I’m trying to be holy. I try to set aside time for prayer, and I particularly try to be attentive during Mass.

But, the basic problem is me. I’m just very, very easily distracted. My mind whirls around, thinking about what I was doing, what I’m going to be doing, the current list of things I’m worried about, and on, and on. I just have a hard time focusing during Mass.

That’s why I follow along in a missal, so I can concentrate two of my senses at once on the prayers of the Mass, and try to get my heart and mind to join in those prayers. I’m trying to actively participate in the Mass, instead of just being there and mouthing the responses.

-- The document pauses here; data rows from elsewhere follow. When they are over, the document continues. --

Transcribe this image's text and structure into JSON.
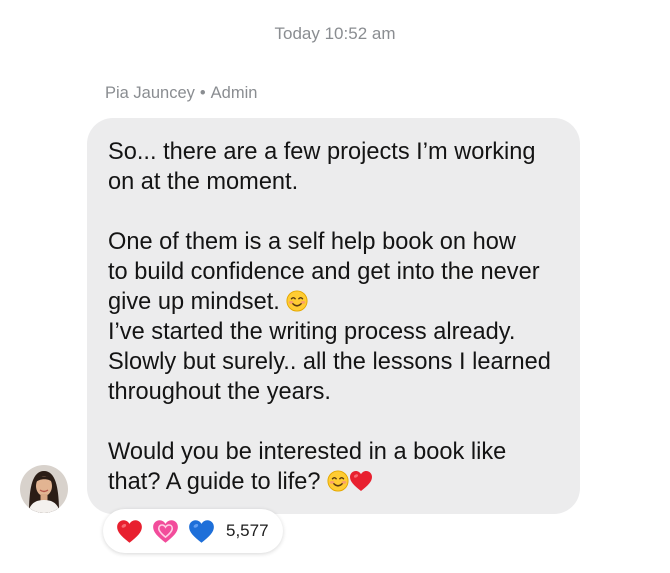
{
  "timestamp": "Today 10:52 am",
  "sender": {
    "name": "Pia Jauncey",
    "separator": "•",
    "role": "Admin"
  },
  "message": {
    "p1": "So... there are a few projects I’m working\non at the moment.",
    "p2_text": "One of them is a self help book on how\nto build confidence and get into the never\ngive up mindset. ",
    "p2_emoji": "smiling-face-with-smiling-eyes",
    "p3": "I’ve started the writing process already.\nSlowly but surely.. all the lessons I learned\nthroughout the years.",
    "p4_text": "Would you be interested in a book like\nthat? A guide to life? ",
    "p4_emojis": [
      "smiling-face-with-smiling-eyes",
      "red-heart"
    ]
  },
  "reactions": {
    "icons": [
      "red-heart",
      "pink-growing-heart",
      "blue-heart"
    ],
    "count": "5,577"
  },
  "colors": {
    "bubble": "#ececed",
    "meta_text": "#8a8d91",
    "red_heart": "#e8202f",
    "pink_heart": "#f24c9b",
    "blue_heart": "#1e6fd9"
  }
}
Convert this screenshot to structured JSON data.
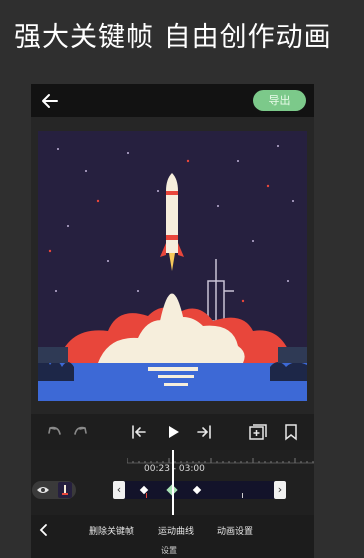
{
  "headline": "强大关键帧 自由创作动画",
  "topbar": {
    "export_label": "导出"
  },
  "timeline": {
    "timecode": "00:23 - 03:00"
  },
  "bottom_menu": {
    "items": [
      "删除关键帧",
      "运动曲线",
      "动画设置"
    ],
    "sub_label": "设置"
  },
  "colors": {
    "accent": "#7cc98a",
    "sky": "#26203f",
    "flame": "#e8463b",
    "water": "#3d69d6"
  },
  "icons": [
    "back-arrow-icon",
    "undo-icon",
    "redo-icon",
    "skip-start-icon",
    "play-icon",
    "skip-end-icon",
    "add-frame-icon",
    "bookmark-icon",
    "eye-icon",
    "close-icon"
  ]
}
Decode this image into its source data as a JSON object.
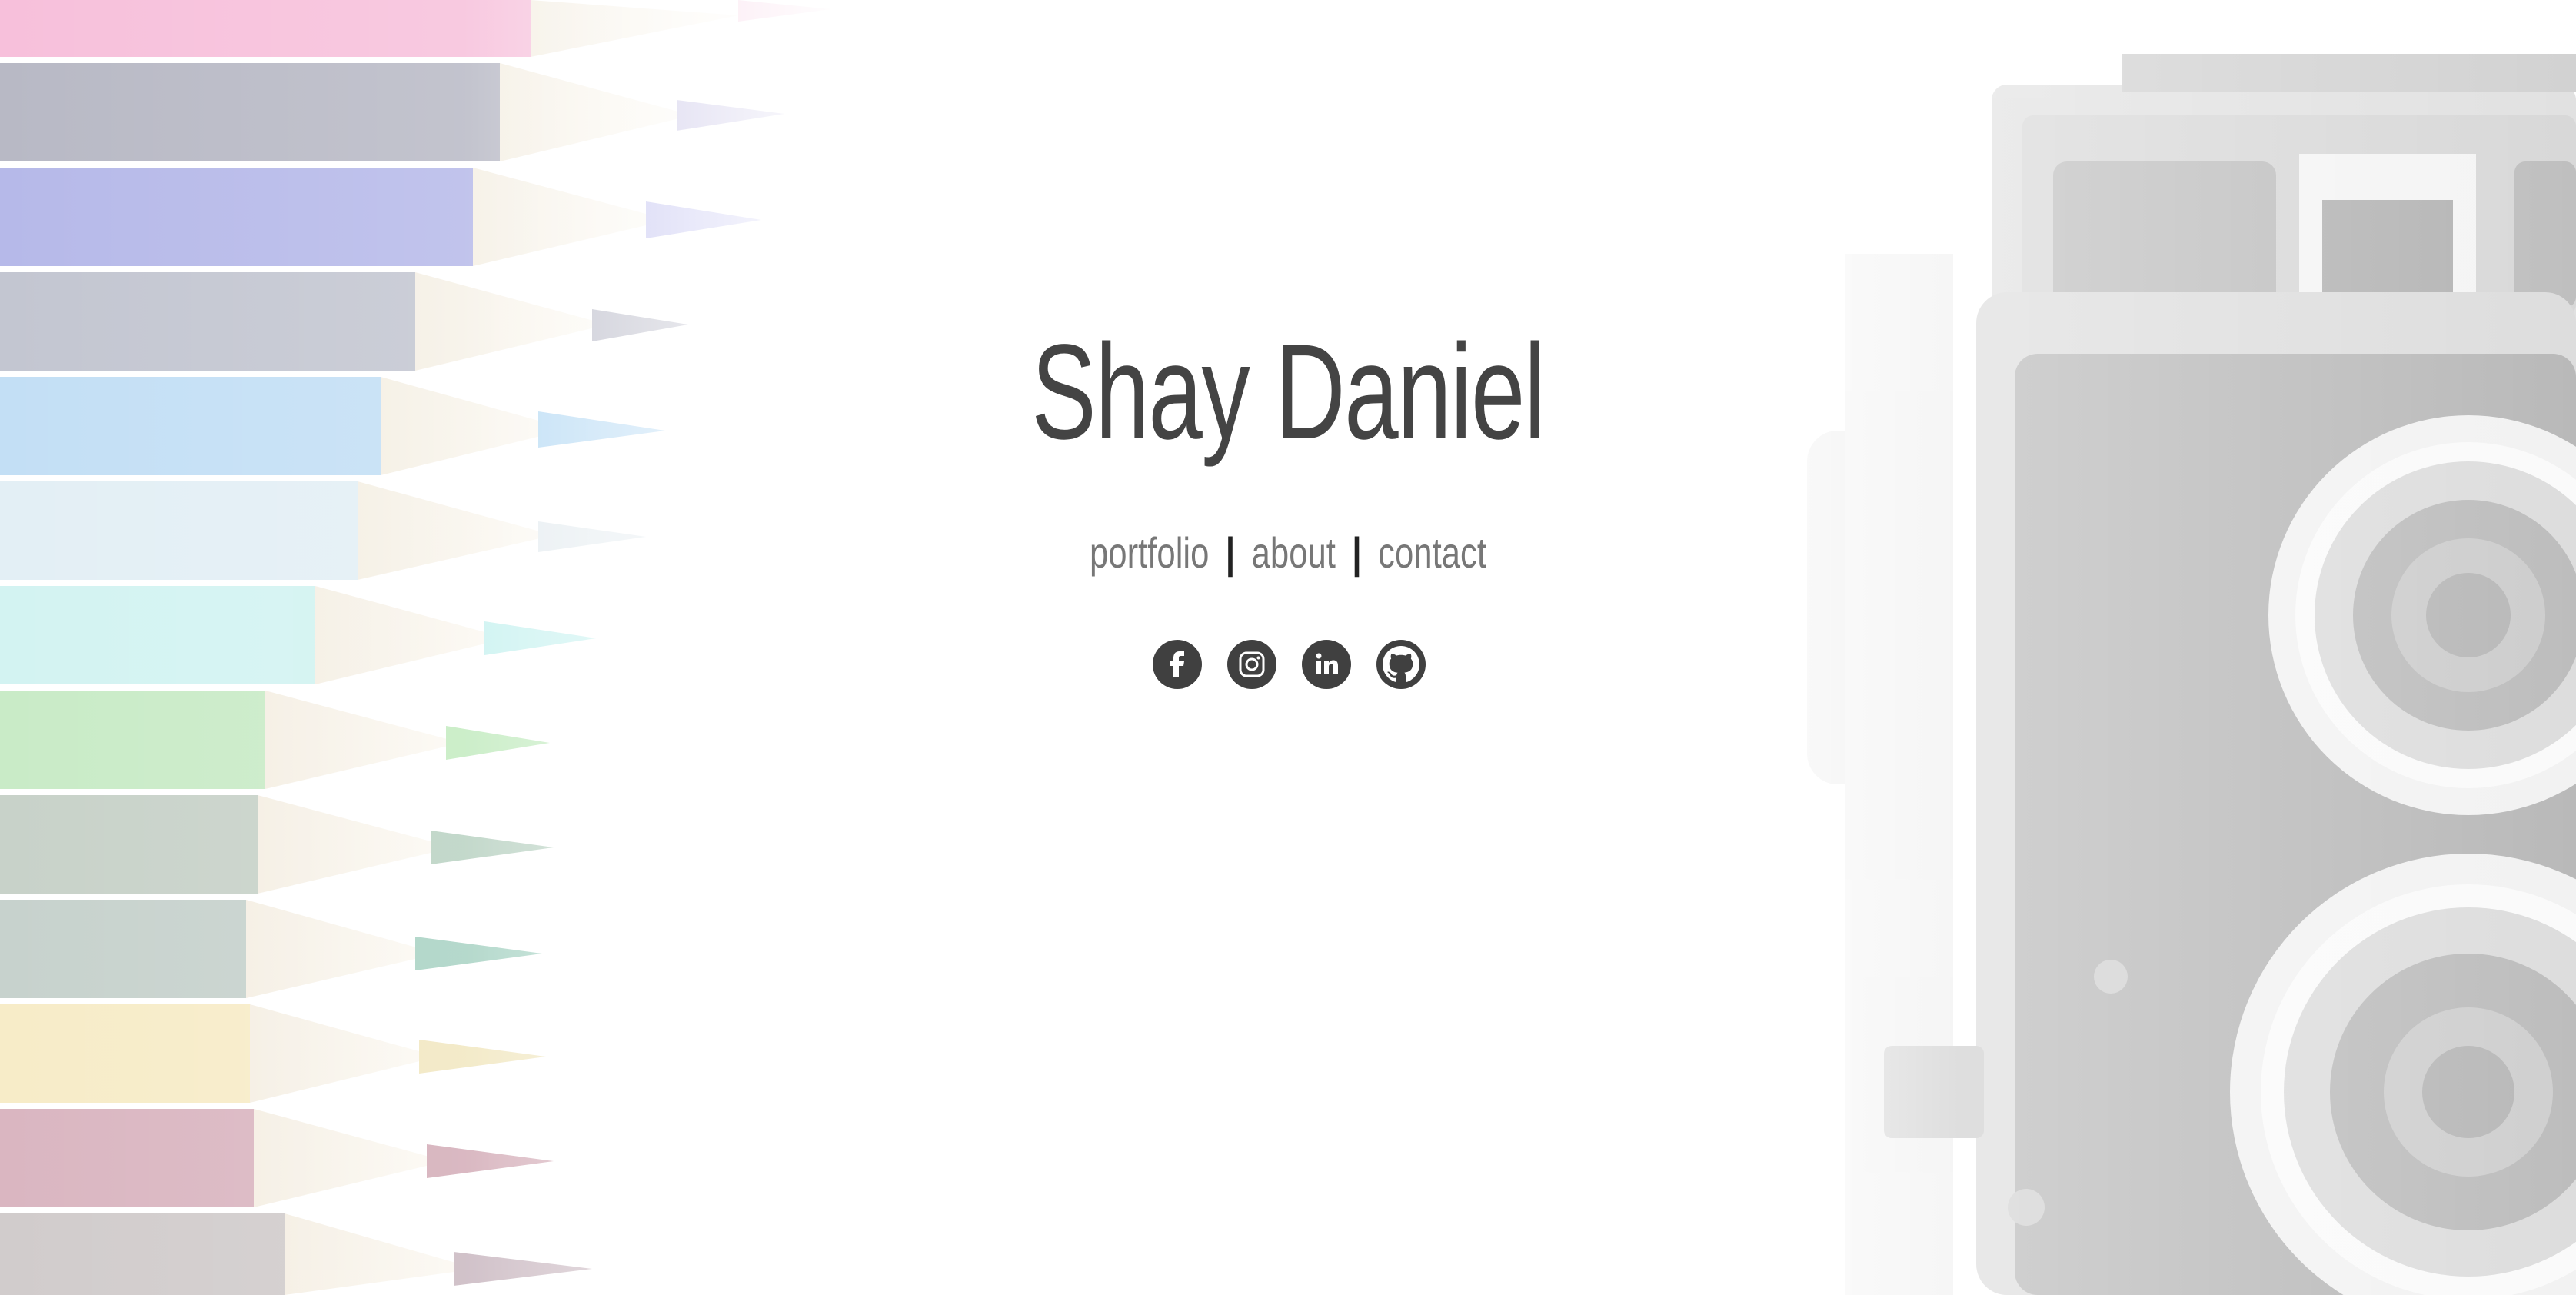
{
  "header": {
    "title": "Shay Daniel"
  },
  "nav": {
    "items": [
      {
        "label": "portfolio"
      },
      {
        "label": "about"
      },
      {
        "label": "contact"
      }
    ],
    "separator": "|"
  },
  "socials": [
    {
      "icon": "facebook-icon"
    },
    {
      "icon": "instagram-icon"
    },
    {
      "icon": "linkedin-icon"
    },
    {
      "icon": "github-icon"
    }
  ],
  "colors": {
    "title": "#444444",
    "nav_link": "#777777",
    "separator": "#222222",
    "social_bg": "#404040",
    "background": "#ffffff"
  }
}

By doing this, I have come to appreciate the beauty and noble simplicity of the prayers of the Mass, and they draw me upward to God — after all, He’s the one we’re addressing our prayers to.

That’s also why it’s a disaster for me when the priest change the words of the Mass. It throws me off, takes my mind out of the prayers, and adds yet another layer of distraction. The human element jumps in front of me, blocking my view of the divine.

This rarely happens at my home parish, or at the parish where I attend daily Mass. But it has happened on occasion when I’ve been travelling. For example, there’s the priest who seems to make up the words of the Eucharistic prayers as he goes along. How can I join my prayers to his if I have no idea what he’s going to say next? Or the priest who decided to re-write the Eucharistic Prayer so that it was in the form of a dialogue — some parts he said, and others were said by the congregation. I can’t even tell you what a strange experience that was. Or the priest who decided last weekend to use the Gospel reading from Saturday, the Solemnity of the Assumption, instead of the regular Sunday Gospel. That totally threw me off — I love Mary, and I’m sorry that the Assumption wasn’t a Holy Day of Obligation this year, but for goodness sake, the Sunday Gospel was the climax of the Bread of Life discourse from John 6, perhaps the most important thing that Jesus ever said.

It’s particularly difficult when the priest chooses a manner of speaking as if he is having a conversation with us. That’s even more distracting. I can’t help but thinking, why are you talking to me? Shouldn’t we all be talking to God?

I know that this kind of thing is usually done with a good intention, to make the Mass more open and inviting, or to make the congregation feel more a part of the Mass. But it has the exact opposite effect on me — it pushes me away, and makes it much harder for me to actively participate in the Mass.

I’m not a regular at the Traditional Latin Mass, but I imagine that this is not a problem — unless you’re an exceptional linguist, you probably couldn’t ad lib in Latin. There’s also the old instruction to the priest to “do the red and say the black” — do all the required movements and gestures, which are written in the Sacramentary in red, and say the required words, which are written in black. The few times I’ve attended the Extraordinary Form, it actually helped me that it was in Latin, because I had to concentrate harder to follow along, and I felt myself entering into the prayers more, and joining the priest in offering them. That experience has helped me be more attentive and focused while attending Mass in the Ordinary Form.

I don’t want to be critical of our priests, whom I love and pray for daily. And I don’t want to be some kind of “liturgical police”, constantly looking for problems at Mass and acting like I’m more Catholic than the Pope. That’s not my job, and I wouldn’t want it anyway.

I’m just trying to be holy. But I’m a weak, restless person who has a hard time concentrating on the Lord during Mass.

So, I’m begging. Please, Father, help me be holy. Please don’t change anything.